El proceso, iniciado en diciembre de 2025, enfrentó a dos multinacionales belgas: Jan De Nul, actual operadora del dragado de la hidrovía, y Dredging, Environmental & Marine Engineering (DEME). La brasileña DTA Engenharia participó en la primera etapa, pero no superó la evaluación técnica.

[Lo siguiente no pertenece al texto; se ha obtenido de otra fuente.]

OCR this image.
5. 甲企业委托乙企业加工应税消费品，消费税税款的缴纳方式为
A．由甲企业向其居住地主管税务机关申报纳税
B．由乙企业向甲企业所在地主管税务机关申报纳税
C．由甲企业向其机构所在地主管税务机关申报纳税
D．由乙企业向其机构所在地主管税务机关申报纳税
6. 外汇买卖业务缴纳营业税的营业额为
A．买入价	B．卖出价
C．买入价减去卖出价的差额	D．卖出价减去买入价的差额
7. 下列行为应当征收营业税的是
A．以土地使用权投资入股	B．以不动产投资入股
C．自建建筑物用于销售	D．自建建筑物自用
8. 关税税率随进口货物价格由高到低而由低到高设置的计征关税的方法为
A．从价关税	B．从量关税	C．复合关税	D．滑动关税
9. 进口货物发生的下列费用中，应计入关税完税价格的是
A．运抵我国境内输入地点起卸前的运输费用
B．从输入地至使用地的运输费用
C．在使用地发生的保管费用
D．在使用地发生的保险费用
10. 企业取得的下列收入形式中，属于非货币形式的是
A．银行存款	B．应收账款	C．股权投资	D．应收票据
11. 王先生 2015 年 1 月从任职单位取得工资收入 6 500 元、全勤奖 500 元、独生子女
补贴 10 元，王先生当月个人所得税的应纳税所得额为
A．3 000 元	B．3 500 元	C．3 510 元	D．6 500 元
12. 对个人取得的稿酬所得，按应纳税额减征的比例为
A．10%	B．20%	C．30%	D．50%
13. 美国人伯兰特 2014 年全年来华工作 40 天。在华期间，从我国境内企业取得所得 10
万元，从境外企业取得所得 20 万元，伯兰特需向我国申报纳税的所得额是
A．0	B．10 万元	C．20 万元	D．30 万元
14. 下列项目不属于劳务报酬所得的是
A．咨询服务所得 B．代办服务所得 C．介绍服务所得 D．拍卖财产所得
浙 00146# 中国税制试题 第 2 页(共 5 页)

“La oferta económica presentada tanto por Jan de Nul como por DEME, fue de USD 3,80, lo que reduce 50 centavos lo que se paga hoy, generando un ahorro de 13,5%. Ahora resta evaluar el puntaje final de cada una en función de su puntaje técnico y la cotización. El objetivo final es asegurar una tarifa competitiva para los productores argentinos, mayor previsibilidad operativa y la modernización de una infraestructura estratégica que canaliza una porción significativa del comercio exterior del país”, expuso en un comunicado el Ministerio de Economía.
El concesionario deberá hacerse cargo de la modernización, ampliación, dragado y señalización de la vía, con inversiones constantes y sin respaldo estatal para los riesgos comerciales. El contrato contempla, además, una ganancia mínima del 6% para el operador, calculado sobre los peajes efectivos cobrados, y un esquema de monitoreo permanente de las inversiones y el servicio.